The Best (and Worst) Actually Funny Dad Jokes 👋

Get ready to laugh out loud with our collection of actually funny dad jokes! This category features the best dad jokes that aren’t just cheesy, but genuinely hilarious. Perfect for those who appreciate quick wit and clever punchlines, these jokes are guaranteed to bring a smile to anyone’s face. Whether you’re looking for a playful way to break the ice or just need a good laugh, our actually funny dad jokes will hit the mark every time. Explore the funniest dad jokes that are guaranteed to make your friends and family chuckle!
What did the calculator say to the pencil? You can count on me.
Lately I've been getting turned on every time I see someone cut in two on my tv shows So yeah I guess I'm bisectual
I've been seeing a light bulb sales girl lately... Her name is Ellie DeeShe really lights up my life
What do you call a bear with no teeth? A gummy bear (yes i know my sense of humour is great)
I've been cheating on my girlfriend with her twin, but it's OK because I can tell them apart. Brian has a moustache.
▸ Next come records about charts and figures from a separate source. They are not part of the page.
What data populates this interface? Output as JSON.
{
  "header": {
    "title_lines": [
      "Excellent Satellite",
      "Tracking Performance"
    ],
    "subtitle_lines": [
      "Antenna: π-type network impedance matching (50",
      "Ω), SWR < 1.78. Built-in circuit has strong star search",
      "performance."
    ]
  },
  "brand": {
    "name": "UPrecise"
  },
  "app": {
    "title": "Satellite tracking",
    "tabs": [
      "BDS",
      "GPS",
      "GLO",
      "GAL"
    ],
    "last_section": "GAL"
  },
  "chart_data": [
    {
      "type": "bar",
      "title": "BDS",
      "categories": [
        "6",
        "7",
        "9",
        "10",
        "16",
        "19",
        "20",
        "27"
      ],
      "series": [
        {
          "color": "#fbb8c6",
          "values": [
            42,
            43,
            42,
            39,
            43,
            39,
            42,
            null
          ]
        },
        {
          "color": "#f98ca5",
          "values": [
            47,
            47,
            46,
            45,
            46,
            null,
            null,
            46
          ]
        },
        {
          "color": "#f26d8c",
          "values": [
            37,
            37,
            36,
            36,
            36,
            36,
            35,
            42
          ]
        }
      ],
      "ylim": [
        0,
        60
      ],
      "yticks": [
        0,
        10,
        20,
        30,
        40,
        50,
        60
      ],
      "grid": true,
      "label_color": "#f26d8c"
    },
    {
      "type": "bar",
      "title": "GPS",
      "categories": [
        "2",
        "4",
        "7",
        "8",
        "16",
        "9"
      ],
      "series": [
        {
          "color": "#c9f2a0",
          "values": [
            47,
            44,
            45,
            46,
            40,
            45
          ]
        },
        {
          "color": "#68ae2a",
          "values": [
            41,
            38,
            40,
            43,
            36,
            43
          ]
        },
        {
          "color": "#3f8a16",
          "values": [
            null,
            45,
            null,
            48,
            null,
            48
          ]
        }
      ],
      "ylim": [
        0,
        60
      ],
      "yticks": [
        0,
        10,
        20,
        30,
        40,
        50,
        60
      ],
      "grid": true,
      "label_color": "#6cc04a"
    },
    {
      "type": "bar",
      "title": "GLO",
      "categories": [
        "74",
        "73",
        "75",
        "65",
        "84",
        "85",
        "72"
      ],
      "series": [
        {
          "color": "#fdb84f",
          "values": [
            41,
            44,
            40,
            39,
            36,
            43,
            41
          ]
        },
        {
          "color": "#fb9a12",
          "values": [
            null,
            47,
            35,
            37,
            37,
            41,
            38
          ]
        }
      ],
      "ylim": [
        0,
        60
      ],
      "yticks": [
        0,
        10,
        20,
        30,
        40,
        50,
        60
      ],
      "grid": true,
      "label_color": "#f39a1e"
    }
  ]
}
A year ago,I tried to network around and create a group of guys with similar taste and do activities together. For some reason, the prosecuting lawyer and media keep mentioning it as a ring.
I was on a plane recently and the flight attendant was doing the safety announcement 'In the event of an emergency please put your head between your knees" and a voice at the back of the plane shouted out.. " If I could do that I wouldn't be flying to Thailand"....
Why is Robert Palmer bad at tennis? He's addicted to love
My 10 y.o. son cracked this joke on the driving range today. I sliced the hell out of the ball. My son watched it land, turned to me and said, "that ball was like Star Trek Voyager ... way off course."
A couple is watching TV together... ...and the man keeps switching channels back and forth between golf and porn over and over again.Finally, his partner says "Jesus Christ,can you stop doing that please? Just leave it on porn! You already know how to play golf."
iPhone 8 should have no charging port. So you can use it only once.
Where do amputees get prosthetics on a budget? The Secondhand store.
I read that a banana a day helps to keep your colon clean... I just wish they'd told me I was supposed to eat them...
Recently, I discovered my fetish for self discovery. I just came to that conclusion!
For every Dollar a man makes a woman makes 70 cents. That's really unfair. That only leaves the man with 30c.